Build everything, but do not run any tests.

Input:

{
  "files": ["web_node.cc"],
  "test_targets": [],
  "additional_compile_targets": ["all"]
}

Output:

{
  "status": "Found dependency",
  "compile_targets": ["blink_unittests", "content_shell"],
  "test_targets": []
}

Example 4

Same as Example 2, but a build file was modified instead of a source file.

Input:

{
  "files": ["BUILD.gn"],
  "test_targets": ["wtf_unittests"],
  "additional_compile_targets": ["blink_tests"]
}

Output:

{
  "status": "Found dependency (all)",
  "compile_targets": ["blink_unittests", "wtf_unittests"],
  "test_targets": ["wtf_unittests"]
}

test_targets was returned unchanged, compile_targets was pruned.

Random Requirements and Rationale

This section is collection of semi-organized notes on why MB is the way it is ...

in-tree or out-of-tree

The first issue is whether or not this should exist as a script in Chromium at all; an alternative would be to simply change the bot configurations to know which flags to pass.

That would certainly work, but experience over the past two years suggests a few things:

  • we should push as much logic as we can into the source repositories so that they can be versioned and changed atomically with changes to the product code; having to coordinate changes between src/ and build/ is at best annoying and can lead to weird errors.
  • the infra team would really like to move to providing product-independent services (i.e., not have to do one thing for Chromium, another for NaCl, a third for V8, etc.).
  • we found that during the SVN->GIT migration the ability to flip bot configurations between the two via changes to a file in chromium was very useful.

All of this suggests that the interface between bots and Chromium should be a simple one, hiding as much of the chromium logic as possible.

Why not have MB be smarter about de-duping flags?

This just adds complexity to the MB implementation, and duplicates logic that GN already has to support anyway; in particular, it might require MB to know how to parse GN values. The belief is that if MB does not do this, it will lead to fewer surprises.

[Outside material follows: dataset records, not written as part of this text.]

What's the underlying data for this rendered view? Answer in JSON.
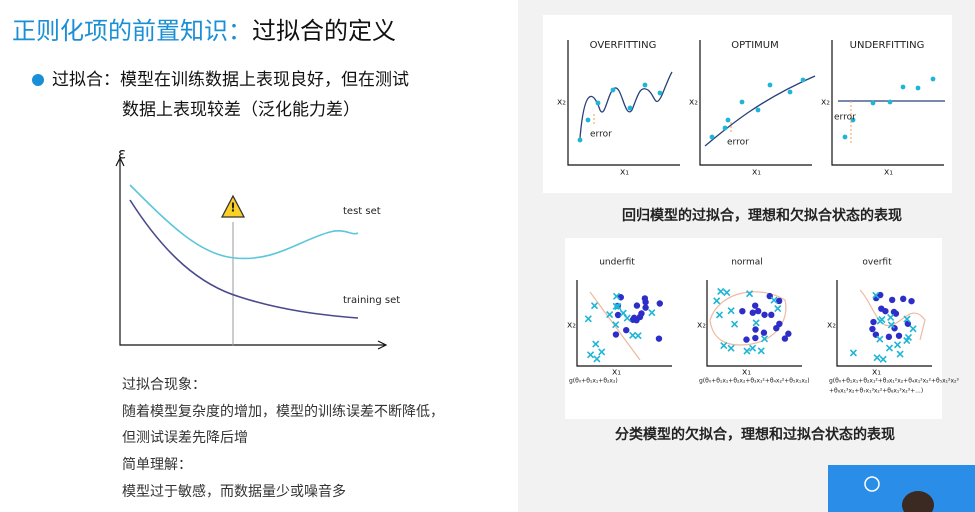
{
  "title": {
    "prefix": "正则化项的前置知识：",
    "main": "过拟合的定义"
  },
  "bullet": {
    "lines": [
      "过拟合：模型在训练数据上表现良好，但在测试",
      "数据上表现较差（泛化能力差）"
    ]
  },
  "diagram": {
    "y_label": "ε",
    "curves": [
      "test set",
      "training set"
    ]
  },
  "notes": {
    "lines": [
      "过拟合现象：",
      "随着模型复杂度的增加，模型的训练误差不断降低，",
      "但测试误差先降后增",
      "简单理解：",
      "模型过于敏感，而数据量少或噪音多"
    ]
  },
  "regression": {
    "panels": [
      {
        "title": "OVERFITTING",
        "x_label": "x₁",
        "y_label": "x₂",
        "annotation": "error"
      },
      {
        "title": "OPTIMUM",
        "x_label": "x₁",
        "y_label": "x₂",
        "annotation": "error"
      },
      {
        "title": "UNDERFITTING",
        "x_label": "x₁",
        "y_label": "x₂",
        "annotation": "error"
      }
    ],
    "caption": "回归模型的过拟合，理想和欠拟合状态的表现"
  },
  "classification": {
    "panels": [
      {
        "title": "underfit",
        "x_label": "x₁",
        "y_label": "x₂",
        "formula": [
          "g(θ₀+θ₁x₁+θ₂x₂)"
        ]
      },
      {
        "title": "normal",
        "x_label": "x₁",
        "y_label": "x₂",
        "formula": [
          "g(θ₀+θ₁x₁+θ₂x₂+θ₃x₁²+θ₄x₂²+θ₅x₁x₂)"
        ]
      },
      {
        "title": "overfit",
        "x_label": "x₁",
        "y_label": "x₂",
        "formula": [
          "g(θ₀+θ₁x₁+θ₂x₁²+θ₃x₁²x₂+θ₄x₁²x₂²+θ₅x₁²x₂³",
          "+θ₆x₁³x₂+θ₇x₁³x₂²+θ₈x₁³x₂³+...)"
        ]
      }
    ],
    "caption": "分类模型的欠拟合，理想和过拟合状态的表现"
  }
}
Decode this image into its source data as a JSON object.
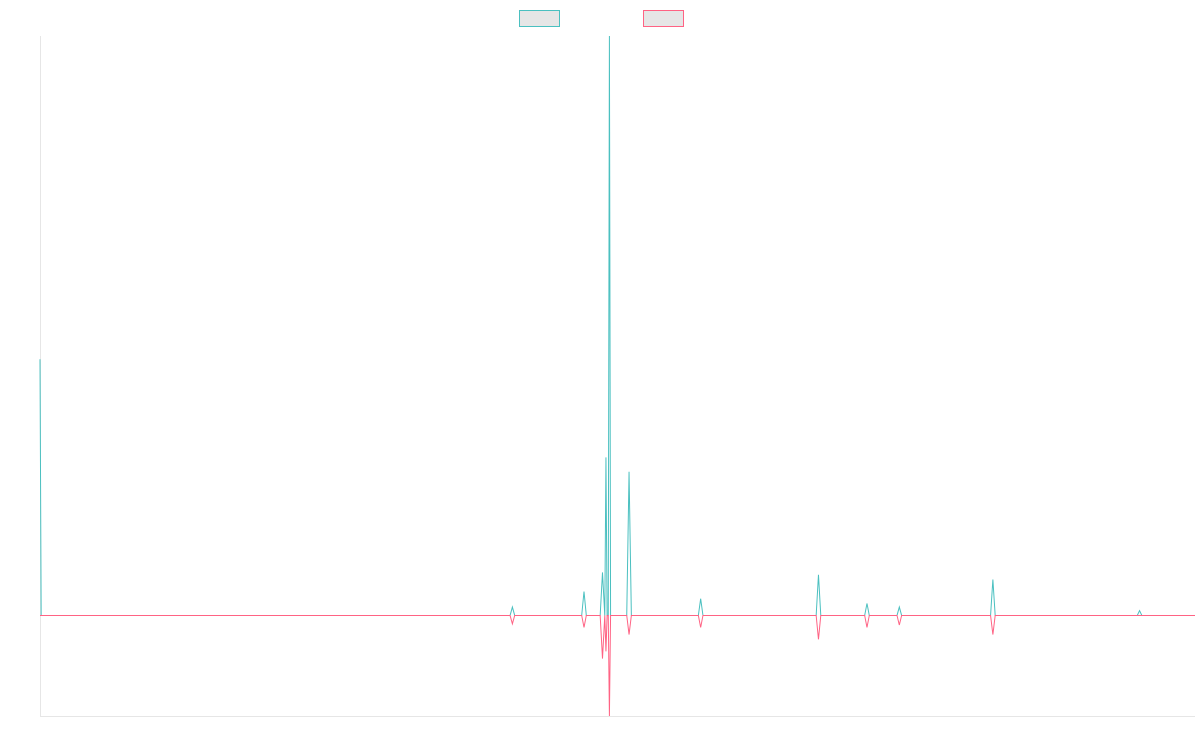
{
  "chart_data": {
    "type": "line",
    "title": "",
    "xlabel": "",
    "ylabel": "",
    "grid": false,
    "legend_placement": "top-center",
    "ylim": [
      -4.2,
      24.2
    ],
    "xlim": [
      0,
      1000
    ],
    "series": [
      {
        "name": "",
        "color": "#4bc0c0",
        "legend_fill": "#e6e6e6",
        "points": [
          [
            0,
            10.7
          ],
          [
            1,
            0
          ],
          [
            407,
            0
          ],
          [
            409,
            0.35
          ],
          [
            411,
            0
          ],
          [
            469,
            0
          ],
          [
            471,
            1.0
          ],
          [
            473,
            0
          ],
          [
            485,
            0
          ],
          [
            487,
            1.8
          ],
          [
            489,
            0
          ],
          [
            490,
            6.6
          ],
          [
            491,
            0
          ],
          [
            492,
            0
          ],
          [
            493,
            24.2
          ],
          [
            494,
            0
          ],
          [
            508,
            0
          ],
          [
            510,
            6.0
          ],
          [
            512,
            0
          ],
          [
            570,
            0
          ],
          [
            572,
            0.7
          ],
          [
            574,
            0
          ],
          [
            672,
            0
          ],
          [
            674,
            1.7
          ],
          [
            676,
            0
          ],
          [
            714,
            0
          ],
          [
            716,
            0.5
          ],
          [
            718,
            0
          ],
          [
            742,
            0
          ],
          [
            744,
            0.35
          ],
          [
            746,
            0
          ],
          [
            823,
            0
          ],
          [
            825,
            1.5
          ],
          [
            827,
            0
          ],
          [
            950,
            0
          ],
          [
            952,
            0.2
          ],
          [
            954,
            0
          ],
          [
            1000,
            0
          ]
        ]
      },
      {
        "name": "",
        "color": "#ff6384",
        "legend_fill": "#e6e6e6",
        "points": [
          [
            0,
            0
          ],
          [
            407,
            0
          ],
          [
            409,
            -0.35
          ],
          [
            411,
            0
          ],
          [
            469,
            0
          ],
          [
            471,
            -0.5
          ],
          [
            473,
            0
          ],
          [
            485,
            0
          ],
          [
            487,
            -1.8
          ],
          [
            489,
            0
          ],
          [
            490,
            -1.5
          ],
          [
            491,
            0
          ],
          [
            492,
            0
          ],
          [
            493,
            -4.2
          ],
          [
            494,
            0
          ],
          [
            508,
            0
          ],
          [
            510,
            -0.8
          ],
          [
            512,
            0
          ],
          [
            570,
            0
          ],
          [
            572,
            -0.5
          ],
          [
            574,
            0
          ],
          [
            672,
            0
          ],
          [
            674,
            -1.0
          ],
          [
            676,
            0
          ],
          [
            714,
            0
          ],
          [
            716,
            -0.5
          ],
          [
            718,
            0
          ],
          [
            742,
            0
          ],
          [
            744,
            -0.4
          ],
          [
            746,
            0
          ],
          [
            823,
            0
          ],
          [
            825,
            -0.8
          ],
          [
            827,
            0
          ],
          [
            1000,
            0
          ]
        ]
      }
    ]
  }
}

It will not be hard to change this if need be.

Config per flag set or config per (os/arch/flag set)?

Currently, mb_config.pyl does not specify the host_os, target_os, host_cpu, or target_cpu values for every config that Chromium runs on, it only specifies them for when the values need to be explicitly set on the command line.

Instead, we have one config per unique combination of flags only.

In other words, rather than having linux_rel_bot, win_rel_bot, and mac_rel_bot, we just have rel_bot.

This design allows us to determine easily all of the different sets of flags that we need to support, but not which flags are used on which host/target combinations.

It may be that we should really track the latter. Doing so is just a config file change, however.

Non-goals

  • MB is not intended to replace direct invocation of GN for complicated build scenarios (a.k.a. Chrome OS), where multiple flags need to be set to user-defined paths for specific toolchains (e.g., where Chrome OS needs to specify specific board types and compilers).

  • MB is not intended at this time to be something developers use frequently, or to add a lot of features to. We hope to be able to get rid of it eventually.

  • MB is not intended to replace the CR tool, and it is not really meant as a developer-facing tool.